Dead and gone eight hundred years—but that doesn't stop them. Why don't they rest in peace, the way the dead are supposed to? I wonder why they haunt me, when all the people I'd welcome being haunted by—my father, for instance—have never showed up once? "Oh, come on, Maisie," Lucas says. "Stop this. It upsets everyone—and it's tedious. There is no afterlife. No heaven, no hell, no underworld, no God, no devil, no angels, no demons, no ghosts . . . In particular, and for the umpteenth time, there are no spectral nuns. You're a practical child. You know that perfectly well. Stop embroidering, and sit still."

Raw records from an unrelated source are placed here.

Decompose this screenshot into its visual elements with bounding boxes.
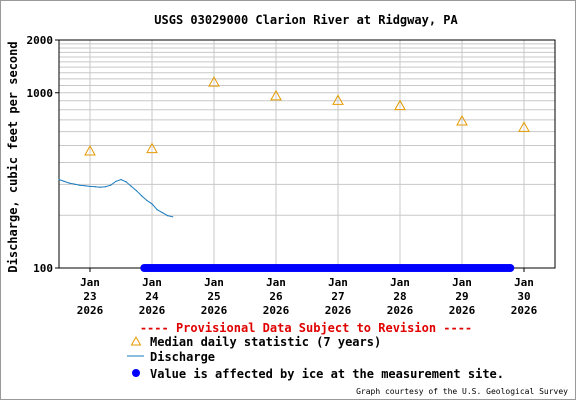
x-tick-label-day: 24 — [145, 290, 159, 303]
legend-label-ice: Value is affected by ice at the measurem… — [150, 367, 504, 381]
x-tick-label-year: 2026 — [77, 304, 104, 317]
x-tick-label-day: 26 — [269, 290, 283, 303]
discharge-point — [120, 178, 122, 181]
discharge-point — [146, 199, 148, 201]
discharge-point — [73, 183, 76, 185]
x-tick-label-month: Jan — [80, 276, 100, 289]
median-point — [270, 89, 282, 101]
median-point — [208, 76, 220, 87]
x-tick-label-day: 30 — [517, 290, 530, 303]
median-point — [84, 145, 96, 156]
x-tick-label-day: 23 — [83, 290, 96, 303]
legend-item-discharge: Discharge — [127, 350, 215, 364]
discharge-point — [156, 209, 158, 211]
ice-point — [506, 264, 515, 272]
discharge-point — [58, 178, 60, 181]
x-tick-label-year: 2026 — [511, 304, 538, 317]
discharge-point — [84, 185, 86, 187]
x-tick-label-day: 27 — [331, 290, 344, 303]
credit-text: Graph courtesy of the U.S. Geological Su… — [356, 387, 568, 396]
discharge-point — [68, 182, 70, 184]
x-tick-label-day: 28 — [393, 290, 406, 303]
chart-title: USGS 03029000 Clarion River at Ridgway, … — [154, 13, 458, 27]
discharge-point — [166, 215, 169, 217]
discharge-point — [79, 184, 81, 186]
y-axis-ticks: 100 1000 2000 — [27, 34, 59, 275]
y-tick-label: 1000 — [27, 87, 54, 100]
discharge-point — [172, 216, 174, 218]
discharge-point — [104, 186, 107, 188]
x-tick-label-month: Jan — [390, 276, 410, 289]
legend-item-ice: Value is affected by ice at the measurem… — [132, 367, 504, 381]
x-tick-label-month: Jan — [204, 276, 224, 289]
discharge-point — [115, 180, 117, 182]
x-tick-label-day: 25 — [207, 290, 220, 303]
discharge-point — [141, 195, 143, 197]
x-tick-label-day: 29 — [455, 290, 468, 303]
median-point — [518, 121, 530, 132]
legend-item-median: Median daily statistic (7 years) — [130, 335, 381, 349]
provisional-notice: ---- Provisional Data Subject to Revisio… — [140, 321, 472, 335]
triangle-marker-icon — [130, 335, 142, 346]
x-tick-label-month: Jan — [452, 276, 472, 289]
y-tick-label: 2000 — [27, 34, 54, 47]
series-layer — [58, 76, 530, 272]
discharge-point — [110, 184, 112, 186]
discharge-point — [125, 181, 127, 183]
discharge-line — [58, 178, 173, 218]
discharge-point — [94, 186, 96, 188]
x-tick-label-year: 2026 — [387, 304, 414, 317]
legend: Median daily statistic (7 years) Dischar… — [127, 335, 504, 381]
x-tick-label-year: 2026 — [201, 304, 228, 317]
discharge-point — [89, 185, 91, 187]
median-point — [332, 94, 344, 105]
discharge-point — [130, 185, 132, 187]
y-axis-label: Discharge, cubic feet per second — [6, 41, 20, 272]
legend-label-median: Median daily statistic (7 years) — [150, 335, 381, 349]
median-point — [456, 114, 468, 126]
y-tick-label: 100 — [33, 262, 53, 275]
x-tick-label-year: 2026 — [263, 304, 290, 317]
median-point — [146, 142, 158, 154]
dot-marker-icon — [132, 369, 140, 377]
discharge-point — [63, 180, 65, 182]
discharge-point — [161, 212, 163, 214]
x-tick-label-year: 2026 — [139, 304, 166, 317]
grid — [59, 40, 555, 268]
discharge-point — [151, 203, 153, 205]
plot-area — [58, 39, 556, 269]
x-axis-ticks: Jan232026Jan242026Jan252026Jan262026Jan2… — [77, 268, 538, 317]
discharge-point — [135, 190, 138, 192]
legend-label-discharge: Discharge — [150, 350, 215, 364]
median-point — [394, 99, 406, 111]
x-tick-label-month: Jan — [328, 276, 348, 289]
x-tick-label-year: 2026 — [325, 304, 352, 317]
x-tick-label-month: Jan — [142, 276, 162, 289]
discharge-point — [99, 186, 101, 188]
x-tick-label-month: Jan — [266, 276, 286, 289]
x-tick-label-month: Jan — [514, 276, 534, 289]
x-tick-label-year: 2026 — [449, 304, 476, 317]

Lucas is an unbeliever. Much he knows. He speaks sharply, though, so I realize I've irritated him—Lucas is easily bored. To placate him, I sit as still as a harvest mouse (Micromys minutus), and after about fifteen minutes of silent work he relents. I knew he would. Lucas likes my stories. Everyone else at the Abbey is always too busy to listen. Not just now, Maisie, they say, backing away. But Lucas is an addict for information and I'm a good historian, so we make an excellent pair. Unlike Stella, I tell the truth; unlike Gramps, I stick to the point; unlike Finn and Julia, I don't dodge round awkward corners and miss the best bits out. If you want to know about this house and this family—as Lucas certainly does—I'm the one to consult. I reveal secrets—and there are plenty of those. I may be a child, but I'm formidably observant, as Lucas knows. Tell it like it is, Julia says. And I do. I do. I do.